Southern Area Reservoir Management Department director Khalid Al-Naimi explained that Aramco works its reservoirs differently to the typical industry practice where production rates per field are maximized.
“We aim to carefully leverage economies of scale with our large and productive reservoirs,” said Al-Naimi. “We take pride in managing our reservoirs optimally, which pays off by maintaining a reservoir’s plateau level, and maximizing the long-term value of these assets.”
Abqaiq oil field, located in the Kingdom’s Eastern Province, was discovered in 1940 and commenced production in 1946. In 1947, the field’s production rapidly ramped up, increasing by approximately 50% from the previous year.
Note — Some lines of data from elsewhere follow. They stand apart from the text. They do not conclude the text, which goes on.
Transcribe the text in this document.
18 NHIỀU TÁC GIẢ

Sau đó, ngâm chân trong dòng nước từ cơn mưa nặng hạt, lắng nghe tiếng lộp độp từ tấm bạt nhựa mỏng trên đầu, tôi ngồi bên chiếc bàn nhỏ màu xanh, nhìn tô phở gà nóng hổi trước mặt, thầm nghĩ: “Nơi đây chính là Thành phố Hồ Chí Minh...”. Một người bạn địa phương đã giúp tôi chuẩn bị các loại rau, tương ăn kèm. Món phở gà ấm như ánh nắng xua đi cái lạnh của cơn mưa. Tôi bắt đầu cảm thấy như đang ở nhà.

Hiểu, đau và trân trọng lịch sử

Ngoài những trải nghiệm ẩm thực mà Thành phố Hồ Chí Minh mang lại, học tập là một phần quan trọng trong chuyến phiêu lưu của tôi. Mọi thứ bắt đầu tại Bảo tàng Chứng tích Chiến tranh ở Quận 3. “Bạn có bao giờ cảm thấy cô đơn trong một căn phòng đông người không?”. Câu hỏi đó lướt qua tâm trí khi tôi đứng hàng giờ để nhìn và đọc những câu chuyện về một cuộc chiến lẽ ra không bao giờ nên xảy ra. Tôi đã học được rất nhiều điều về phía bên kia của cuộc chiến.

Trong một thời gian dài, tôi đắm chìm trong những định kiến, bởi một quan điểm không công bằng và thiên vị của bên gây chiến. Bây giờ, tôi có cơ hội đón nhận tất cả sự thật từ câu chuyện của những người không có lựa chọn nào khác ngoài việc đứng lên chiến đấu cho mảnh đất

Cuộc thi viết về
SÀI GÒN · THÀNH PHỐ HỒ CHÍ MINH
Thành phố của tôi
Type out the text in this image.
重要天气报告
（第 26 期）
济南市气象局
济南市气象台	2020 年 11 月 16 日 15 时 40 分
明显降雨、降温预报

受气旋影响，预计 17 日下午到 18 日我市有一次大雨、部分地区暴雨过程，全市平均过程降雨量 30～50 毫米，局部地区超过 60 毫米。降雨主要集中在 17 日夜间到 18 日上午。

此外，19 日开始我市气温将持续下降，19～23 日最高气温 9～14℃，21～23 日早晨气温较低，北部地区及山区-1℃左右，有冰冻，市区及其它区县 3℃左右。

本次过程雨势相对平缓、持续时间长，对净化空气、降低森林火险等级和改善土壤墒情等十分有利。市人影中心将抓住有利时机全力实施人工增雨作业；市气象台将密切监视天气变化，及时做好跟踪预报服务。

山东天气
The addition of 18 new wells in 1948 saw production increase an additional 60% to more than 140,000 barrels per day.
ABQQ-84 and ABQQ-75 joined the well production line-up in 1961.
“Abqaiq field aims to embody the company’s core values, the values that have enabled it to reliably supply energy to the world for almost a century,” said Ziad Al-Abdullatif, North Ghawar, Abqaiq, and Shaybah Reservoir Management Division manager.
Advanced reservoir management practices
Based in Dhahran headquarters, Abqaiq Reservoir Management Unit supervisor Salem Al-Dousary explained that managing an oil reservoir involves creating tailored and fit-for-purpose solutions that extend the reservoir’s life.
“Sidetracking unproductive wells into more productive zones helps to optimize the most sustainable production life of a reservoir, and wells 84 and 75 are epitomes of this practice,” said Al-Dousary.
Aramco’s oldest active producing well
Abqaiq well ABQQ-42, at 75 years-old, is one of the longest producers in Aramco, drilled in 1948, and still producing today. Its journey started in 1948. The well had produced around 50 million barrels of oil by 1971 and to date has produced more than 97 million barrels of oil, excluding associated gas).
ABQQ-42 was recompleted in 2015 in the same prolific section of the Arab-D reservoir with the goal of enhancing its long and fruitful life. Behind its stoic production is Aramco’s ambition of best-in-class reservoir management practices, long-term sustainability, and infrastructure maintenance. ABQQ-42 symbolizes the Abqaiq field’s enduring spirit.